Ce grouillement géant de meurtres et de mal,
Sous le regard froid de la lune,
C'est ce que l'homme appelle une nuit pure
Pour Monsieur Lazareff, rien à mettre à la une
Dans son journal.

Jean Anouilh, Fables, 1946

Anouilh fait allusion à une émission de télévision de son époque produite par Lazareff, Cinq colonnes à la une.
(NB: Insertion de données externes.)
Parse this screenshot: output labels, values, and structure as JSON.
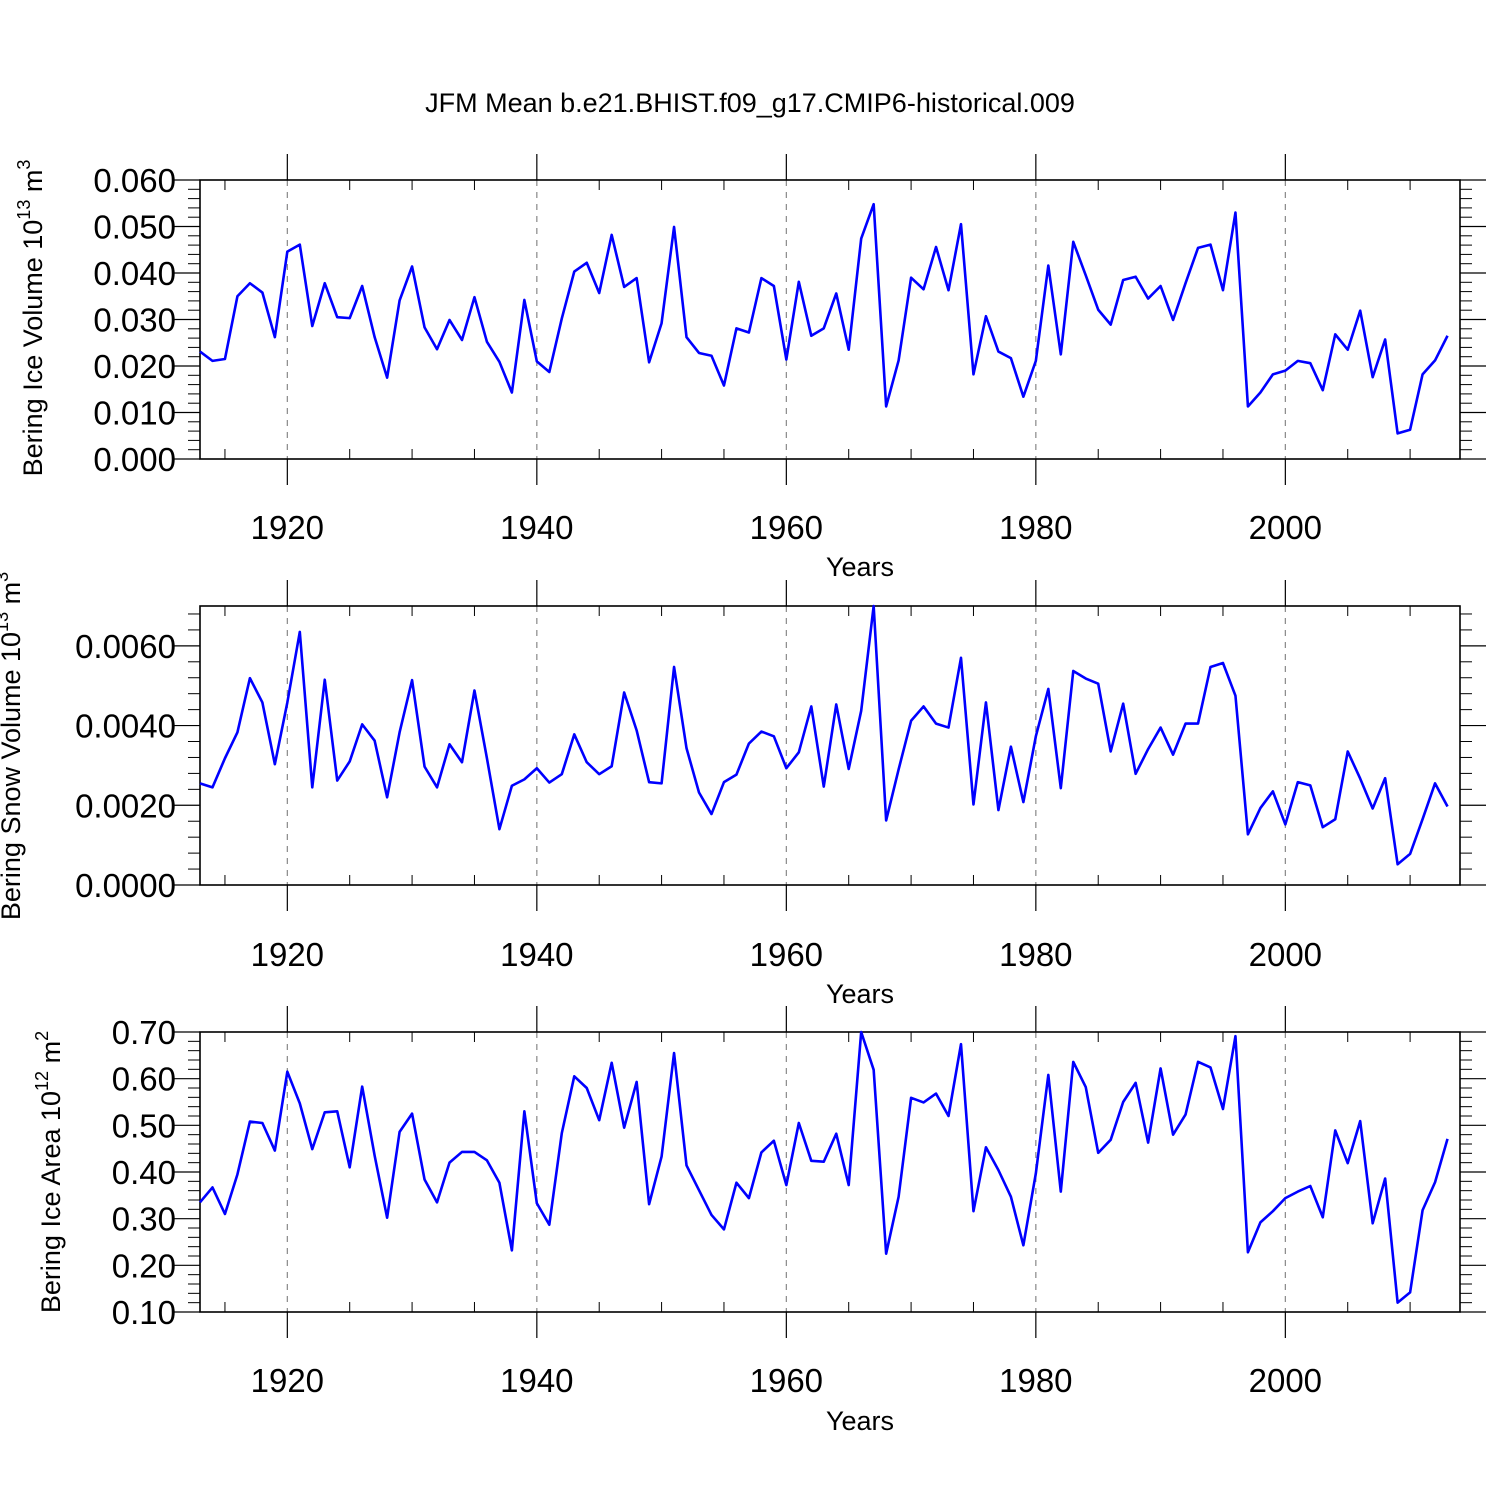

Moralité : la cruauté ordinaire du monde est devenue si banale qu'elle n'étonne plus personne à commencer par les journalistes.
 
Le chat et l’oiseau

Un village écoute désolé
Le chant d’un oiseau blessé
C’est le seul oiseau du village
Et c’est le seul chat du village
Qui l’a à moitié dévoré
Et l’oiseau cesse de chanter
Le chat cesse de ronronner
Et de se lécher le museau
Et le village fait à l’oiseau
De merveilleuses funérailles
Et le chat qui est invité
Marche derrière le petit cercueil de paille
Où l’oiseau mort est allongé
Porté par une petite fille
Qui n’arrête pas de pleurer
Si j’avais su que cela te fasse tant de peine
Lui dit le chat
Je l’aurais mangé tout entier
Et puis je t’aurais raconté
Que je l’avais vu s’envoler
S’envoler jusqu’au bout du monde
Là-bas où c’est tellement loin
Que jamais on n’en revient
Tu aurais eu moins du chagrin
Simplement de la tristesse et des regrets


Il ne faut jamais faire les choses à moitié.


Jacques PRÉVERT,
 
Un petit chat blanc
qui faisait semblant
d’avoir mal aux dents
disait en miaulant :
"Souris mon amie
J’ai bien du souci
Le docteur m’a dit :
Tu seras guéri
Si entre tes dents
Tu mets un moment
Délicatement
La queue d’une souris"
Très obligeamment
Souris bonne enfant
S’approcha du chat
Qui se la mangea.

Moralité :

Les bons sentiments
Ont l’inconvénient
D’amener souvent
De graves ennuis
Aux petits enfants
Comme-z-au souris.:rouge:


Claude ROY
 
L’allumette et le cigare

La petite allumette
aimant un gros cigare,
rêva d’un rendez-vous,
vit son rêve aboutir


et su en s’éteignant
que l’amour nous égare...
Un seul baiser de feu
peu nous anéantir..." :rouge:


Jean-Luc MOREAU
 
L’affable la Fontaine

Récite ta fa
Récite ta fable.
Pour devenir grand
Il faut qu’on apprend
assis à sa table
sa récitation,
l’ineffable fable,
riche en citations,
de l’affable la
fontaine de fables.

L’heureux nard et le corbeau
Rat Deville et rats Deschamps
le méchant loup Pélagneau
la Chevreuse et le Roseau
L’Assis Gal et la fournie
la quenouille qui veut se faire
aussi rose que le bœuf
les animaux malades de la tête.

Retisse et récite
récite ta fa
ta fable d’enfant.
Quand tu seras grand
il sera bien temps
d’apprendre qu’on n’a
souvent aucun besoin d’un plus petit
que soif
pour boire à la fontaine.


Claude ROY
 
Limerick* des gens excessivement polis

Excusez-moi, je vous en prie
Disait le Monsieur Très Poli
tout ourlé de Bonnes Manières
quand il croisait un dromadaire

Je suis charmé vraiment ravi
Disait le Monsieur Si Gentil
en rencontrant rue de Lisbonne
un pangolin avec sa bonne

Je vous présente mes respects
Disant le Monsieur Circonspect
en dépassant dans l'escalier
un i sans point très essoufflé

Veuillez agréer mes hommages
Disait le Monsieur Tout en Nage
en arrivant très en retard
au bal masqué des nénuphars

Après vous je n'en ferai rien
Disait le Monsieur Vraiment Bien
lorsque la Mort sonnant chez ui
le trouvera toujours poli

L'ennui avec les gens polis
c'est qu'ils n'ont jamais fini
tout en saluts et en courbettes
mais trop polis pour être honnêtes.

* Un limerick est une forme de poème burlesque ou absurde.